Solar-energy-producing parabolic troughs and photo voltaic systems are being promoted and installed on prime solar sites that could have and should have been used for CSP technology. In the press, Concentrated Solar Power systems are frequently denigrated, while photo voltaics are promoted and installed relatively unchallenged. With limited amounts of public capital available, why is it being wasted on less efficient systems? Major suspects: the oil, gas, coal, utilities nexus with their friends in government. Also, photo-voltaic manufacturers and patent holders.
Nellis Air Force Base Las Vegas, NV. Agua Caliente 290 MW Thin Film Photovoltaic Solar Power Plant.

Nellis Air Force Base Las Vegas, NV. Agua Caliente 290 MW Thin Film Photovoltaic Solar Power Plant. Credit: (2) Wikipedia.

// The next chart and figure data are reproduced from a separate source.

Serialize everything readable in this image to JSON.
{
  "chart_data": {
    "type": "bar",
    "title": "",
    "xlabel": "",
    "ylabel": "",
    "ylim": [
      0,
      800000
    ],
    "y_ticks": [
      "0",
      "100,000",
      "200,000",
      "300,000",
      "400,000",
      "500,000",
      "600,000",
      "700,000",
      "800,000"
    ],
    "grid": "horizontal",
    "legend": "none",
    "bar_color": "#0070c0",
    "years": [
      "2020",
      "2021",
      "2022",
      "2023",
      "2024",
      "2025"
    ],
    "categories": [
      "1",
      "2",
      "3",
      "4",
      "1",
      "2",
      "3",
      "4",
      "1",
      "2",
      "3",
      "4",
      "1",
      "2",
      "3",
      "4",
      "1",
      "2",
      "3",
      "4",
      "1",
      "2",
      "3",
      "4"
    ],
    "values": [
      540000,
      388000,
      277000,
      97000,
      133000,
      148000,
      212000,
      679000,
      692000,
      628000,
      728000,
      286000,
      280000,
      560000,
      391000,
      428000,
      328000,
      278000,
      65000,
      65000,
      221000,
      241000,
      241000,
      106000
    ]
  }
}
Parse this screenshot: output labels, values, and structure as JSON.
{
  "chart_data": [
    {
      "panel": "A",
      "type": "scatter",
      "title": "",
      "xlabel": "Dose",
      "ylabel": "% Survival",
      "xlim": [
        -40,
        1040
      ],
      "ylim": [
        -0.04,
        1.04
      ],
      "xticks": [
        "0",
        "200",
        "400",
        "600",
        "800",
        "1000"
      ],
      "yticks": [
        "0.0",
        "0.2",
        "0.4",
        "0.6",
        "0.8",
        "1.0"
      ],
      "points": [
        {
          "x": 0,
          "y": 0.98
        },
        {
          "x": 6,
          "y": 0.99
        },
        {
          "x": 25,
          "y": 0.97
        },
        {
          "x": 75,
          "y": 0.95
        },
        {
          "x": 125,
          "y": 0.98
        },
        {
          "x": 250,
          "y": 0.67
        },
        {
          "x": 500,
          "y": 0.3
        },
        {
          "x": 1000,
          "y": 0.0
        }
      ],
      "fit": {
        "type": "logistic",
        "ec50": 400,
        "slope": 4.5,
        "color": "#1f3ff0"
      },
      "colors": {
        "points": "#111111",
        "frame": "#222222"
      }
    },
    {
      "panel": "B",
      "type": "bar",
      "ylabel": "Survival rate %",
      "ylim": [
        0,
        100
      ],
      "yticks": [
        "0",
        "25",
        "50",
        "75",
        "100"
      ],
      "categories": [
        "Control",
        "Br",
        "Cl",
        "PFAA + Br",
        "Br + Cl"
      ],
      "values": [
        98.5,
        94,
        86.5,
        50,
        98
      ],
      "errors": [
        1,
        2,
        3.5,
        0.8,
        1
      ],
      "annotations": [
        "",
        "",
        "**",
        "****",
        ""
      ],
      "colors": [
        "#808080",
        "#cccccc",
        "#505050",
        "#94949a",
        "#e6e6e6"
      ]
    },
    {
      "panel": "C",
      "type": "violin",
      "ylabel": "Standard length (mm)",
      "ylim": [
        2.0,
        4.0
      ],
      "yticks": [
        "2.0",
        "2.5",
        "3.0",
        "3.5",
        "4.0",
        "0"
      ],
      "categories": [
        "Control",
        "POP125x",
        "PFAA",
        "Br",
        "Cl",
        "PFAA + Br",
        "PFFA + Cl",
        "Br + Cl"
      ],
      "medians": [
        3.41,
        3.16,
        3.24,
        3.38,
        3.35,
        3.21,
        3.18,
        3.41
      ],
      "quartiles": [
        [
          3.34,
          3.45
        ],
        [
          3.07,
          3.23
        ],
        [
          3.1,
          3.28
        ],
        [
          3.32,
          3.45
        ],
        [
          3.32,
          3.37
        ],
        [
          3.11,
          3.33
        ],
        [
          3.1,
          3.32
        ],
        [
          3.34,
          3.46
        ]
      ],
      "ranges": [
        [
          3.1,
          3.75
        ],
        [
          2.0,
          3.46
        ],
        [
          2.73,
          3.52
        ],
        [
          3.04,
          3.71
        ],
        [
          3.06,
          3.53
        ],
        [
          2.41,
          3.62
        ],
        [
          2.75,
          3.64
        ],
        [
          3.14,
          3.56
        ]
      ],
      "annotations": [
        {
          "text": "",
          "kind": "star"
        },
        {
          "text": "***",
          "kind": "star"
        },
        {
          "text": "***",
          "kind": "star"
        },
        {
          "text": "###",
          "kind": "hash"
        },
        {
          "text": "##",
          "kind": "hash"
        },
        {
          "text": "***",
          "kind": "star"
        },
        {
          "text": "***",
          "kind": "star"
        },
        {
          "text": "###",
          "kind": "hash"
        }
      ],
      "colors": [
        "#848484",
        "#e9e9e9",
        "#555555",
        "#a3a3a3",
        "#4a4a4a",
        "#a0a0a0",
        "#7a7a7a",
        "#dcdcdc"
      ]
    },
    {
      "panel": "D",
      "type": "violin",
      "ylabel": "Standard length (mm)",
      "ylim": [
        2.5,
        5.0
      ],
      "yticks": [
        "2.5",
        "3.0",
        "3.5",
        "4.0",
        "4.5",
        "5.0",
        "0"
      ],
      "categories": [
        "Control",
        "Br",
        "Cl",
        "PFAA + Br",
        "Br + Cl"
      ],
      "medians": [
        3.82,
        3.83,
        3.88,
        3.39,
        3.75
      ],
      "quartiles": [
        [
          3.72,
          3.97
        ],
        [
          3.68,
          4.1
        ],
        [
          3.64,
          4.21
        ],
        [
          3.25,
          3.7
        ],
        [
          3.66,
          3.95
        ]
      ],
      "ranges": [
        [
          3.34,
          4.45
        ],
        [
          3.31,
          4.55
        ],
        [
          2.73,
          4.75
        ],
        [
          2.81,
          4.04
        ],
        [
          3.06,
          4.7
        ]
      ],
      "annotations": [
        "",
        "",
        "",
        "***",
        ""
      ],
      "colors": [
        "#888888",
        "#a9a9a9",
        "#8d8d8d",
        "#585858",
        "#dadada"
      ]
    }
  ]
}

If Franklin D. Roosevelt or Dwight D. Eisenhower were president now, with threatening and disastrous climate change occurring, high unemployment, and low interest rates, they would embark on massive building programs, the likes of which the world hasn’t seen since 1941-1945. After all, Roosevelt persuaded the Ford family to build the largest factory in the world, “Willow Run,” to mass produce the B-24 Liberator bombers. The family saw the giant, four-engine aircraft for the first time in January, 1941, and by June, 1944 they were producing one an hour!
Shortly after the end of the Korean War, in 1954, the Eisenhower Administration became alarmed at the rapid slowdown of the economy. His economic advisors worried that the country would again slip into depression. Eisenhower orchestrated the design and construction of the Interstate Highway System and a canal in New York state – public, government endeavors to create work over several years.
Faced with today’s serious problems, President Roosevelt, or President Eisenhower, men who didn’t avoid big ideas, would be building 500 Ivanpahs in all the dry areas of the western states. And they would promote Concentrated Solar Power systems worldwide – over photo-voltaics, parabolic trough systems, or fracking and offshore deep drilling for oil and gas. Immediately.

Ralph and Sharon Cates live east of San Diego. A retired associate professor with a background in engineering and construction, Mr. Cates worked in the Marshall Islands on the early Warning System; Iran on a copper mine; and Dubai on oil and gas projects for Saudi Arabia (ARAMCO), Egypt, Kuwait, and India. He was a major stockholder in Dynatech Electric, which focused on instrumentation, and power and electrical co-generation projects. He finished his career as an engineer for Shasta Electric, which specialized in water treatment and wastewater treatment plants for LA Power & Water, Lake Mead, and Clark County, Las Vegas, as well as SCADA (Supervisory Control and Data Acquisition) systems using fiber optics.